Johan’s relationship with Arumi (Zulfa Maharani) is the turning point for him, helping him pull himself away from the dull life he was leading. She is a foundling, a poorer one who is employed in some karaoke bar and has none of the family responsibilities or emotional ties that thrilling and endearing To Johan. As the two of them get closer, Mama begins to discern danger in Arumi. The audience can only wonder why Arumi moves to a crocodile farm when any sane person would take a hundred steps back from the place.

Crocodiles become more and more interesting as we learn that they are capable of eating their own eggs. The film still fascinates us as we are led to think what will be her reaction on her son decision to seek independence, and what will be her response as well from the powerful jaws and all those sharp teeth of the dancing crocodiles, so to speak.
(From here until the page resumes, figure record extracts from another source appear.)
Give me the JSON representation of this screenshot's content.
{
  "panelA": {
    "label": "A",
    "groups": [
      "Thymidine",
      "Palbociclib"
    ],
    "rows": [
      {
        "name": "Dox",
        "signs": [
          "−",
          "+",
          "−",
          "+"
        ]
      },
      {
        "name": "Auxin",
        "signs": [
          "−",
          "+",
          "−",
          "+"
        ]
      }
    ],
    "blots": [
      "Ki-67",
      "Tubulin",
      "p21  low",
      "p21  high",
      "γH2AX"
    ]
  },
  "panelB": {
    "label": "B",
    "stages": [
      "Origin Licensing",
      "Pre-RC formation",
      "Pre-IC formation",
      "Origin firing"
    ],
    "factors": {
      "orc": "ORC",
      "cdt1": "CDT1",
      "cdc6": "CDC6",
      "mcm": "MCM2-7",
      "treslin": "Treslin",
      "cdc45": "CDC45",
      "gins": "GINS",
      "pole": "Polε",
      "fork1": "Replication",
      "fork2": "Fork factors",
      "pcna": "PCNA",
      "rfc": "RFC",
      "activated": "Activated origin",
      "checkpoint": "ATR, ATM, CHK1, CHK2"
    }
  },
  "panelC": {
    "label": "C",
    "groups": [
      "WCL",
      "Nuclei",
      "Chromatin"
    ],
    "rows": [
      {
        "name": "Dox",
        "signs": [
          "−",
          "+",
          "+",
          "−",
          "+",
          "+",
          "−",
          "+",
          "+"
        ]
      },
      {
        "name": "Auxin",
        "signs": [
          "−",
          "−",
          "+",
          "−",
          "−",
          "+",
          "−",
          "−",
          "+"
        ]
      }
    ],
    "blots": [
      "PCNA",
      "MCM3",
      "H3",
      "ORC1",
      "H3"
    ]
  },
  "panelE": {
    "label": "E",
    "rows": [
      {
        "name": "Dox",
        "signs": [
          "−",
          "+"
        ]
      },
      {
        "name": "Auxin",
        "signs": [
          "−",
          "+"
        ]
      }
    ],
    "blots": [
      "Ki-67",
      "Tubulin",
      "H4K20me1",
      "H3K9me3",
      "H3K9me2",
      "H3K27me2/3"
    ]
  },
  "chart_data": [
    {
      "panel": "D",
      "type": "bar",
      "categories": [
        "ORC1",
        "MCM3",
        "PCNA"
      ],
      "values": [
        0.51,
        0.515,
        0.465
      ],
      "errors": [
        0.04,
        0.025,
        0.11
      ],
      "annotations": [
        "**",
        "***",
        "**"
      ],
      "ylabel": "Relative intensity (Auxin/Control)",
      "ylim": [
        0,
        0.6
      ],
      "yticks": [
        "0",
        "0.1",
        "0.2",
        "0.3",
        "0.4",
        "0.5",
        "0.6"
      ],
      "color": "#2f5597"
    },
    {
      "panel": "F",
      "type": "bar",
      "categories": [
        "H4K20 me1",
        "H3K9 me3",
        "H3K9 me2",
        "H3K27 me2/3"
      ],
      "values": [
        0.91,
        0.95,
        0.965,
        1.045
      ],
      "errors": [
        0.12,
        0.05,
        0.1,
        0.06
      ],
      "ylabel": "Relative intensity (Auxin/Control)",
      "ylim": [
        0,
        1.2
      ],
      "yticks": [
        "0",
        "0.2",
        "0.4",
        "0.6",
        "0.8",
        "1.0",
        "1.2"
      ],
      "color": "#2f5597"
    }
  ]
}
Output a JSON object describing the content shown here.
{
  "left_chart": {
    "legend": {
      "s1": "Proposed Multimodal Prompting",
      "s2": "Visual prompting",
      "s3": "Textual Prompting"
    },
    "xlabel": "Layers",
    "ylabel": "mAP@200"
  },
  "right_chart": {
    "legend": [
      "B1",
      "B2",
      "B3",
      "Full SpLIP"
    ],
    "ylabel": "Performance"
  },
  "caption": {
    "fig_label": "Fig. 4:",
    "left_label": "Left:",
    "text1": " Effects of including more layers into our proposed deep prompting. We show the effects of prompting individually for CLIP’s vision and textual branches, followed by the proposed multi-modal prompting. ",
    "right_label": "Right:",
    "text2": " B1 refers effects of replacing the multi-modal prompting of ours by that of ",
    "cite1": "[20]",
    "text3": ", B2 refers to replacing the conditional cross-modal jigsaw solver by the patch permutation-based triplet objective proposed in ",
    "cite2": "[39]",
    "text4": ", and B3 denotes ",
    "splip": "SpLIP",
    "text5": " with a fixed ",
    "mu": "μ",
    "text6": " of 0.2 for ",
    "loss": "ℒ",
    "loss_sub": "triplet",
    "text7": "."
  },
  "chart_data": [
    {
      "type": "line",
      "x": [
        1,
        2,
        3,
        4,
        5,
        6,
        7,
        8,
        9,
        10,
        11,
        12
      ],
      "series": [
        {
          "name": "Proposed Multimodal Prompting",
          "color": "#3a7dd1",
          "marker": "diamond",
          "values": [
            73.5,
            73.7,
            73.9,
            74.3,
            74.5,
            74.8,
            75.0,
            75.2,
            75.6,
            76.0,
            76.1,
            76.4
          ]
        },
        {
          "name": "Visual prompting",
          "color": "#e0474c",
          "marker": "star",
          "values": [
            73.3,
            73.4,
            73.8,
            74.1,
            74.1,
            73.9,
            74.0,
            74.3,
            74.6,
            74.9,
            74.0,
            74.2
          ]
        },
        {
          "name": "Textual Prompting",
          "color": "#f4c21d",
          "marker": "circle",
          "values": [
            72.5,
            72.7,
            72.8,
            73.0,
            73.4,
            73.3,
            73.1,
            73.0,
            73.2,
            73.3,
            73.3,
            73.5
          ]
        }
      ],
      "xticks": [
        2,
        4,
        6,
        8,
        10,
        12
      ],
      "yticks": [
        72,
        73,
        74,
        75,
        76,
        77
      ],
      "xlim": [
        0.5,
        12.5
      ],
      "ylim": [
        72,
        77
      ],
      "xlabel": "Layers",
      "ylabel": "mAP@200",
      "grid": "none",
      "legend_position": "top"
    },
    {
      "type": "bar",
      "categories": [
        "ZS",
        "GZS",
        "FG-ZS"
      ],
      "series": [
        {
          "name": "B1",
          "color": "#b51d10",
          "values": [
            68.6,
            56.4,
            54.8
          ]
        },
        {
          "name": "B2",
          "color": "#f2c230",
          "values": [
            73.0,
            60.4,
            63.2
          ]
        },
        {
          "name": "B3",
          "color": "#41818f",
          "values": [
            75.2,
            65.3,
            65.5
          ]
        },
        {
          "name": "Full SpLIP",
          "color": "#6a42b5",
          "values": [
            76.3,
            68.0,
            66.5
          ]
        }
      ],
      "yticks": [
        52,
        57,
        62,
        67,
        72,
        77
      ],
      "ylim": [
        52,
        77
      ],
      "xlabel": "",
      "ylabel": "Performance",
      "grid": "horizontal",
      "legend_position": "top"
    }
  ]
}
Mama seems to have some sort of weird but wonderful fusing co-existence with a pet white crocodile who gets its own block cage. All that is needed to announce that things are about to go to a tipping point is a rumble of thunder somewhere in the soundtrack and, as the story develops, the film also goes a tad into the territory of the likes of Get Out directed by Jordan Peele.

Crocodile Tears has all the things present in shlocky B-movie fare — relationships, family drama, action, murder, wounded lovel cockroaches, murder — but in this case, Tampubolon is not that interested in the subplots and relationships, instead, he chooses to regard them with clinical subtlety. Some viewers may still find the ultimate reversal of the true identity of the white ghari a bit too much.